Chineme Okafor in Abuja
The Oil Producers Trade Section (OPTS) of the Lagos Chamber of Commerce and Industry (LCCI) has said that Nigeria can generate 40,000 megawatts of electricity daily for 68 years from her proven but undeveloped gas reserves, estimated at 181 trillion cubic feet (TCF), if properly harnessed.
The OPTS said apart from this huge electricity generating potential, Nigeria could also derive other huge economic benefits from her gas resources.
Managing Director (MD) of Chevron Nigeria Limited, who also is the OPTS Chairman, Mr. Clay Neff stated this at a recent conference in Lagos.
Neff, represented by the MD of Shell Petroleum Development Company of Nigeria (SPDC), Mr. Osagie Okunbor, stated that while only about 25 per cent of these reserves are currently being produced or under development, the remaining 135 trillion cubic feet of proven gas is not associated with any planned development. He called for a change in this.
According to him, Nigeria has taken steps to accelerate gas production from her oil fields from 415 billion cubic feet (bcf) in 2000 to 1,780bcf in 2015.
He said the country had also reduced flared volumes by 60 per cent over the period through investments in flares-out projects, adding however that there was still need for improvement.
The OPTS chair said domestic gas supply to sectors, including the power sector had not really grown due to several challenging issues.
He listed some of the issues to include repayment of outstanding gas invoice arrears; development of adequate infrastructure base; and ensuring sufficient funding for gas development.

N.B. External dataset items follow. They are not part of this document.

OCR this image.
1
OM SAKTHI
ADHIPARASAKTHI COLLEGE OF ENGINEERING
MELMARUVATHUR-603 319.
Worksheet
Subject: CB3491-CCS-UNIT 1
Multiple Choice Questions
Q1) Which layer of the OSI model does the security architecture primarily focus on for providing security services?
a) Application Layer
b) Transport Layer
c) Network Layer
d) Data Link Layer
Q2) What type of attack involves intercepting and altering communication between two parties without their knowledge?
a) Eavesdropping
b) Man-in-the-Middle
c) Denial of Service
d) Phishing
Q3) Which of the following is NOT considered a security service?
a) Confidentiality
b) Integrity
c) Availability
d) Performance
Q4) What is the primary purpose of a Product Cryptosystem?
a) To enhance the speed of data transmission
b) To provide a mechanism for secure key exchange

Others include provision of enabling commercial and fiscal terms, and ensuring conducive business environment, which includes providing a secure operational environment.
Neff said these issues needed a closer appraisal and solution.
Neff said: “With 181 trillion cubic feet of proven gas reserves, and multiples of this figure in undiscovered gas resources, OPTS believes that Nigeria has the potential to be a gas super-power. These reserves place Nigeria as the largest in Africa and the ninth largest in the world. However, only about 25 per cent of those reserves is being produced or under development today. The remaining 135 trillion cubic feet of proven gas is not associated with any planned development. And, there is virtually no active exploration in search of new gas reserves. The total power potential of these discovered, but undeveloped reserves represent 68 years of 40,000MW compared to today’s power generation of approximately 4,000MW.”
He added: “Nigeria generates the equivalent power of just one 40-watt light bulb per person – one of the lowest power generation levels per person in the world. “This compares to countries such as South Africa at 20 light bulbs per person, United Kingdom at 33 and the United States at 80.”
“Government has an ambitious aspiration to increase power generation from the current 4,000MW to 40,000MW. Gas development is the key to realising this aspiration and requires an approximate 7-fold increase in domestic gas supply for power generation alone – even more, if we consider industrial needs. This represents a huge development opportunity for Nigeria’s gas industry.
“Government policy should be directed at striking the right balance between seeing gas as a catalyst to drive economic development and as a commodity for revenue generation. This balance is necessary to encourage the required investments for gas development.”